Fairytale Reflections (22) Terri Windling is now up and ready for your reading and fairy tale fulfillment. As always Katherine shares a wonderful introduction followed by Terri's personal essay about the impact of fairy tales in her own life. Terri has long been a champion for fairy tales and has led the way into making it a regular fantasy subgenre. The fairy tale series she edited as well as her fairy tale anthology series coedited with Ellen Datlow fed my hungering soul before Harry Potter and Twilight made fantasy bestselling and "normal."
Here are the first few paragraphs and then you can simply click through and read the rest.
I've been asked to reflect on fairy tales – which, as it happens, is something that I've been doing my entire professional life: thirty years of championing re-told fairy tales as a literary art form. I've reflected so long, and written so much, on the fairy tales that have meant the most to me that my difficulty now is in finding a new approach, a new pathway into this old, old territory. And so I'm going to start by telling you a story. It begins, of course, Once Upon a Time.
Once upon a time there was a girl who was forced to flee her childhood home. Why? Let’s never mind that now. Perhaps her parents were too poor to keep her. Perhaps her mother was an ogre or a witch. Perhaps her father had promised her to a troll, a tyrant, or a beast. She left home with the clothes on her back, and soon she was tired, hungry, and cold. As night fell, she took shelter in a desolate graveyard thick with nettles and briars. Beyond the graves was a humpbacked hill and in the side of the hill was a door. The girl walked towards the door and saw a golden key standing in its lock. She turned the key, opened the door, and crossed over the threshold….
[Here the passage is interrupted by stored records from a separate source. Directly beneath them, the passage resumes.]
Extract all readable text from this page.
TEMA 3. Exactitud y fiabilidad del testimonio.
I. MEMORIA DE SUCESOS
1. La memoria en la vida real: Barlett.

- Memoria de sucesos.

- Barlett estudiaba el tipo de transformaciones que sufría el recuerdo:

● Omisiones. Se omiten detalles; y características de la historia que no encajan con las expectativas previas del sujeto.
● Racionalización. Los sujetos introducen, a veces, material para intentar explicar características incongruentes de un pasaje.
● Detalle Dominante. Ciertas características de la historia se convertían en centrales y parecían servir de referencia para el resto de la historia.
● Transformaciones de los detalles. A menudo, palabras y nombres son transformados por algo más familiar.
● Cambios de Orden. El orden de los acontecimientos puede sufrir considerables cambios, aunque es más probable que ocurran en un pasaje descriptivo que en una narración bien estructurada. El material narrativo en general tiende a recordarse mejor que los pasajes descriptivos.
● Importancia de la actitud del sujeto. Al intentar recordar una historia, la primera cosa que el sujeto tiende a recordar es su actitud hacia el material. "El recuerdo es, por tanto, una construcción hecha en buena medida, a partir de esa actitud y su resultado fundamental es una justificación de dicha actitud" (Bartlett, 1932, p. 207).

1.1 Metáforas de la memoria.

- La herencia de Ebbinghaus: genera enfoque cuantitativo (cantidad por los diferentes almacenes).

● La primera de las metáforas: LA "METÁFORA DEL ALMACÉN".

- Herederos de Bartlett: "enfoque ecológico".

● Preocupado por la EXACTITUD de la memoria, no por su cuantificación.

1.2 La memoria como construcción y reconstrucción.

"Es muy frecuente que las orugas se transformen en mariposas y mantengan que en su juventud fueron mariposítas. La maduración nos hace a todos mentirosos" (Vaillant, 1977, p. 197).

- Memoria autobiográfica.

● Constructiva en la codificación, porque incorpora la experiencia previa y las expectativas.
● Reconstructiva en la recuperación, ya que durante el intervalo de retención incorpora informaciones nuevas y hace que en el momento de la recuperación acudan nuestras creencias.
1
I can still remember that moonlit night, but I don’t remember how old I was -- only that I was past the age when a girl should still believe in magic. Cold and quietly miserable in a childhood that seemed never-ending, I sat hunkered down in the grass among the gravestones of my grandfather’s church, trying to conjure a portal to a magic realm by sheer force of will. Like many children, I longed to discover a door to Faerie, a road to Oz, a wardrobe leading to Narnia, and I wanted to believe that if I wished with all my strength and all my will then surely a door would open for me. Surely they would let me in.